Y Federico pasó su brazo bajo el de Carlos,
dirigiéndose ambos al salón de juego.
Una vez allí, sentose Carlos ante el
tradicional tapete verde, ocupando un sitio que acababa de abandonar un jugador
afortunado que no quería tentar la suerte.
No reproduciré una escena mil veces descrita:
aquellos de nuestros lectores que conozcan esa emoción ávida y terrible que se
llama juego, comprenderán cómo Carlos, empezando por arriesgar una pequeña
suma, siguió arrastrado por la magnética corriente, y no creerán exageración el
que les diga que al levantarse de la mesa había perdido sesenta mil duros.
El joven se levantó; pasó un pañuelo por su
frente pálida y cubierta de un sudor frío, y, tambaleándose, se dirigió al
salón de baile.
Allí, la primera persona a quien divisó fue a Luisa , que arrebatada en el torbellino del vals, se
perdía en un océano de flores y encajes. Cuando pasó a su lado, creyó ver en
los labios de su esposa una sonrisa.
¡Dios mío, murmuró Carlos, qué feliz es Luisa ! ¡Y cómo voy a alterar esa felicidad, a
afligir esa pobre niña por un extravío culpable! Y dejó caer la cabeza sobre su
pecho con melancolía.
En aquel momento una mano tocó su hombro, y
una voz argentina dijo:
-Carlos, hora será de irnos del baile. Ya es
de día...
En efecto, una luz rosada, penetrando por los
cristales, empezaba a hacer palidecer la de las bujías. Era la aurora. Carlos
ofreció silenciosamente el brazo a su mujer, y ambos subieron a su coche.
Durante el trayecto, ni ella ni él cambiaron
una palabra. Era evidente que una sombría preocupación cernía sus alas de plomo
sobre ellos.

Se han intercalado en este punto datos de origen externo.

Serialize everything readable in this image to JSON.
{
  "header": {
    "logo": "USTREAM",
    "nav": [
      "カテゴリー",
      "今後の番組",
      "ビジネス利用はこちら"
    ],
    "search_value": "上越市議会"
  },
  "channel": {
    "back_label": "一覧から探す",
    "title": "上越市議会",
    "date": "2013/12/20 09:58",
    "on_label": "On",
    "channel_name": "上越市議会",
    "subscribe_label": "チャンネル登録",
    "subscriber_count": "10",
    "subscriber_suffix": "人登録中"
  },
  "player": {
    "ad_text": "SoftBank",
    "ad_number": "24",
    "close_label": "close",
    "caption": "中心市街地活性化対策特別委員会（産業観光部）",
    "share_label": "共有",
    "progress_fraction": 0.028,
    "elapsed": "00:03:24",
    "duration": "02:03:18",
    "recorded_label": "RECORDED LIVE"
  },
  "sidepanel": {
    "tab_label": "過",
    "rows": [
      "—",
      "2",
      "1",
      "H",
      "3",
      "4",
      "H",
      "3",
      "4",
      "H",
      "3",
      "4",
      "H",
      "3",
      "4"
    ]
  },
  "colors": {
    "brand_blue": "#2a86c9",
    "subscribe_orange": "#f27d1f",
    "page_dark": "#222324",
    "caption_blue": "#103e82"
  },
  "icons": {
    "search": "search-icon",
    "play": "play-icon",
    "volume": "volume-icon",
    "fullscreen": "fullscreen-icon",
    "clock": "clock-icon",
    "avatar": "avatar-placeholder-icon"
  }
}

Llegados a su habitación, Luisa
desprendió las flores de sus cabellos y dirigió a su marido una mirada
suplicante como si quisiera pedirle algo.
-Carlos, dijo por fin, tengo una cosa que
decirte.
-Y yo a ti, Luisa ,
respondió Carlos vacilando.
-Pues bien, tú primero.
-No, tú.
Pues bien, Carlos, te lo diré, dijo por fin Luisa ; pero me cuesta trabajo el confesártelo, pues
temo haber cometido una locura... En fin, tú no puedes ignorarlo por más tiempo.
-Explícate, Luisa ,
me ves impaciente.
-Es lo siguiente: ya en Italia... había
contraído algunas deudas...
-¿Y bien? interrogó con angustia Carlos.
-Esta temporada... ya ves... las exigencias
del lujo... de la sociedad... Hoy mis deudas ascienden a lo que verás en ese
papel. Yo confieso que me excedí...
El joven arrebató más bien que tomó el papel y
lo recorrió rápidamente; después lo dejó caer y exclamó con desaliento:
-Y bien, Luisa
¡estamos arruinados!
-¡Arruinados! ¡Dios mío! ¡Es imposible!
-¡Imposible, mi pobre Luisa !
Tú lo crees así, porque ignoras que acabo de perder a la ruleta una enorme
suma, que, unida a la que consta en este papel, forma casi toda nuestra
fortuna.
-Pero, exclamó Luisa ,
mi tutor...
-Ha dejado de serlo desde el momento en que
fuiste mi esposa, y sería muy poco delicado recurrir a él. Pobre niña. Para
esto te has casado conmigo. Para ser desgraciada.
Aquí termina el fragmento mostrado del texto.